Two years ago, I was driving to work when my vision suddenly started getting blurry. I could barely read the signs on the road. Gripped by fear, I pulled over and knew instantaneously that the day I dreaded had snuck up on me.
My blood glucose that morning was 570 mg/dl, a level that was critical. My A1C was 10.7 percent. I was told that I might need insulin for the rest of my life. It was like hearing a life sentence being handed down to me. It was one of the most depressing times of my life.
As a psychiatrist, it came natural for me to encourage my patients to conquer their fears, but in this instance, I found myself in the vulnerable position. I looked at myself in the mirror and decided I was not giving up. That weekend, with the help of close family friends, I started counting carbs and calories at every meal. I also finally heeded an aunt’s advice and got myself a personal trainer.
The trainer I picked was a guy named Andy Freeman. He and I set a goal to conquer this illness and get me off medication, which I honestly thought was a quixotic goal. That he was able to motivate and encourage me was a miracle in itself. He helped me do exercises that I had not even heard of before: lunges, box-jumps, and planks. He varied the routine daily to prevent it from being predictable. He distracted me from the difficult work at hand by sharing interesting stories and anecdotes.
In the interim, I accidentally fractured my wrist while training. I was immobilized for a month, but I vowed not to make this a setback. In six weeks, I was back in fighting form. Andy and I trained assiduously for the next six months for 30 minutes of high-intensity interval training a day, three times a week.
The result has been astounding: I've lost 75 pounds and my A1C is at its lowest at 4.6 percent. In April 2014, I was taken off all medications. Andy has been instrumental in motivating me to achieve what I thought was impossible. I have discovered within me an inner strength that has empowered me as a doctor and as an individual. I now have a better understanding of and empathy for what my patients have to go through. Change is difficult, but change has to happen for one to be able to grow and transform.
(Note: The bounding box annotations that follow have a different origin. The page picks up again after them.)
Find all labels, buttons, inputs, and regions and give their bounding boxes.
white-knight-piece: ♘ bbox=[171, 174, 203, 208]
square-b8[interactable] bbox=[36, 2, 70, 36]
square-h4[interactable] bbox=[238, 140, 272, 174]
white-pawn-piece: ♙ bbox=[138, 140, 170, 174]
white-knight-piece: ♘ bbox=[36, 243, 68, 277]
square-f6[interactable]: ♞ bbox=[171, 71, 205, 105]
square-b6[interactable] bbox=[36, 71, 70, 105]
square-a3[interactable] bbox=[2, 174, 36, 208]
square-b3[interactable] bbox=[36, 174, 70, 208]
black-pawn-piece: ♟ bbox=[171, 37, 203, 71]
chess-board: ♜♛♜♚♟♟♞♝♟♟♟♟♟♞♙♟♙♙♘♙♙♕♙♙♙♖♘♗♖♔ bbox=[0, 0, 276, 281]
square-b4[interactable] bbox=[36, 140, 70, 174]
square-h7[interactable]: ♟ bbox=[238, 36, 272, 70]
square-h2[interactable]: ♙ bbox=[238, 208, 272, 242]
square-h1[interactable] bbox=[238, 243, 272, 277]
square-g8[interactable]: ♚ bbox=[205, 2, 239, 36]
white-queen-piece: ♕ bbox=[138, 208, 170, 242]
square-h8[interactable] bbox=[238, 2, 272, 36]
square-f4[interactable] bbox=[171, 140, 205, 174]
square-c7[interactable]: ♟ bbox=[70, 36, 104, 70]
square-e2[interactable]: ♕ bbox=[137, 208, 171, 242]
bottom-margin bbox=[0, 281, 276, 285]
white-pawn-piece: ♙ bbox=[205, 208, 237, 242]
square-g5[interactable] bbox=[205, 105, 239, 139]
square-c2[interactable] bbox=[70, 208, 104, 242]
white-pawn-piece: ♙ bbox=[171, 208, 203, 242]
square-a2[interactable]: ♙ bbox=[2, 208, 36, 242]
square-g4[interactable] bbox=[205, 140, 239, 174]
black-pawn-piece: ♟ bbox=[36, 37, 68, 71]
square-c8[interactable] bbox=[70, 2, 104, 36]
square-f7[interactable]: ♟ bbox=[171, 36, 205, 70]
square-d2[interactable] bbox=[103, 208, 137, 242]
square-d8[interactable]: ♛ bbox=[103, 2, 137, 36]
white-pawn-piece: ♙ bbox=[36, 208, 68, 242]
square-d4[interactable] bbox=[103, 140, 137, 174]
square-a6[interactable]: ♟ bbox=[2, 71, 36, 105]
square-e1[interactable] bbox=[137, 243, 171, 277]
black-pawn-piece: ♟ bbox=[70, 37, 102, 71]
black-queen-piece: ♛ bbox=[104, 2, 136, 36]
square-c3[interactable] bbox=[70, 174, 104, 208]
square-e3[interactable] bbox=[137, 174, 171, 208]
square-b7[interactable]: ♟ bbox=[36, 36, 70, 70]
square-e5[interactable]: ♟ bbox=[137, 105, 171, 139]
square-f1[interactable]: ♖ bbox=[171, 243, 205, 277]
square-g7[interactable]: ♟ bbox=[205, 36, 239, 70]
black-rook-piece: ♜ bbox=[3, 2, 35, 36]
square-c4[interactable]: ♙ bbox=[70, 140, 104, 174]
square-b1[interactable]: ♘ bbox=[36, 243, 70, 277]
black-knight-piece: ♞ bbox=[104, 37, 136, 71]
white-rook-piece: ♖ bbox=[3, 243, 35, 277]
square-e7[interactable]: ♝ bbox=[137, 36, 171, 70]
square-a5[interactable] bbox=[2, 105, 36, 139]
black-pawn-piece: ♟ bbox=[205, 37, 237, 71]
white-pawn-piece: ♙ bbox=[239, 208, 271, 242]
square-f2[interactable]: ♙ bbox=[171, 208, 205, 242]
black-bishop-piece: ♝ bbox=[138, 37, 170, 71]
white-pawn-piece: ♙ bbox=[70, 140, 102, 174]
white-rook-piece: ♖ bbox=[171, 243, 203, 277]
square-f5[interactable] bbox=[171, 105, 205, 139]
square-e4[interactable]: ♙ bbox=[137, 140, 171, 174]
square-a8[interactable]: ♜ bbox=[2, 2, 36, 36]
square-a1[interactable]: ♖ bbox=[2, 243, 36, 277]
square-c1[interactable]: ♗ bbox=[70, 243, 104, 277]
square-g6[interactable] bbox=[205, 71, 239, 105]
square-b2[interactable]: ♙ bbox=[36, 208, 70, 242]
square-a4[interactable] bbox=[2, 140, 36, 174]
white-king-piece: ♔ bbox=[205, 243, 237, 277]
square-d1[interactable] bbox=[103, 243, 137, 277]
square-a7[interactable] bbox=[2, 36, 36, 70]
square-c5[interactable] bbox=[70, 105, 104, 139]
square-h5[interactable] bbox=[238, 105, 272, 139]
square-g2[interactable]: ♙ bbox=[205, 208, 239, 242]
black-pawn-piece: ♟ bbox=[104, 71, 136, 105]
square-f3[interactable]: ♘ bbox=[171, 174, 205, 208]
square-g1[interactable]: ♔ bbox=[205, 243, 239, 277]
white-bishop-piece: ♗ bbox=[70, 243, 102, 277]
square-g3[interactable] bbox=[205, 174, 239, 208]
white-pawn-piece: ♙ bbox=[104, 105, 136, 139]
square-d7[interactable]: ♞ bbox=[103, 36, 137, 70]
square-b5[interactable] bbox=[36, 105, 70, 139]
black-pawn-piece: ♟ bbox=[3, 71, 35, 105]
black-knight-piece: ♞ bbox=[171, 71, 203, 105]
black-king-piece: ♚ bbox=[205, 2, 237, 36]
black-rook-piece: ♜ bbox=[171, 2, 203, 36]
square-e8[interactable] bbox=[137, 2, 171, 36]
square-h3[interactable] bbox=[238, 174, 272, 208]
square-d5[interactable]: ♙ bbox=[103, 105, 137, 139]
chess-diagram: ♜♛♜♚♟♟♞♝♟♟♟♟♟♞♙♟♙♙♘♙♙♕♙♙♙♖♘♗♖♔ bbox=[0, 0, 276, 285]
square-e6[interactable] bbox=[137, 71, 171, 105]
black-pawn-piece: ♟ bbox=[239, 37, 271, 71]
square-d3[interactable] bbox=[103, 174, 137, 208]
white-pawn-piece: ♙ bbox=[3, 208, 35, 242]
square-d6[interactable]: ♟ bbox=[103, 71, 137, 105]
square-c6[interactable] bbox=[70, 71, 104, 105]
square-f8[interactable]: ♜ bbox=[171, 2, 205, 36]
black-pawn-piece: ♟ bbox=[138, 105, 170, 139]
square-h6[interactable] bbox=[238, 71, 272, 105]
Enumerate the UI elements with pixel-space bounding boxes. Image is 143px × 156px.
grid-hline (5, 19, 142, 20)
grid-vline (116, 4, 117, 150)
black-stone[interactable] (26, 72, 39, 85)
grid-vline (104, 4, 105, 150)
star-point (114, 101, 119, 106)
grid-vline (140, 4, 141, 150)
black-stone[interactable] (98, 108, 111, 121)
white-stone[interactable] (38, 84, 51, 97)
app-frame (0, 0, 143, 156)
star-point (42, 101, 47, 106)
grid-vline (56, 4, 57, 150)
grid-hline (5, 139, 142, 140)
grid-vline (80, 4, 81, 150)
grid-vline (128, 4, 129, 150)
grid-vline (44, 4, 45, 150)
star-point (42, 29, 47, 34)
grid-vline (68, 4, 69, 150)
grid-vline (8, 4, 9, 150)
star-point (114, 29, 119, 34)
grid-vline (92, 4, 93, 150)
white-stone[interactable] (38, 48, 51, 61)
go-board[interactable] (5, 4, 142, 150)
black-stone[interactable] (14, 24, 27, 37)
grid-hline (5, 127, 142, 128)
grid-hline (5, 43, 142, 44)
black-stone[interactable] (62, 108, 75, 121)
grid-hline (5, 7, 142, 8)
This life-changing journey started out as a misfortune, but with divine providence, determination, and motivation, it turned into a blessing.
Jesus Ligot Jr., MD, is a psychiatrist and clinical assistant professor of psychiatry at the University at Buffalo–The State University of New York, fellow of the American Psychiatric Association, and a diplomate of the American Board of Psychiatry and Neurology. He was diagnosed with type 2 diabetes in August 2013.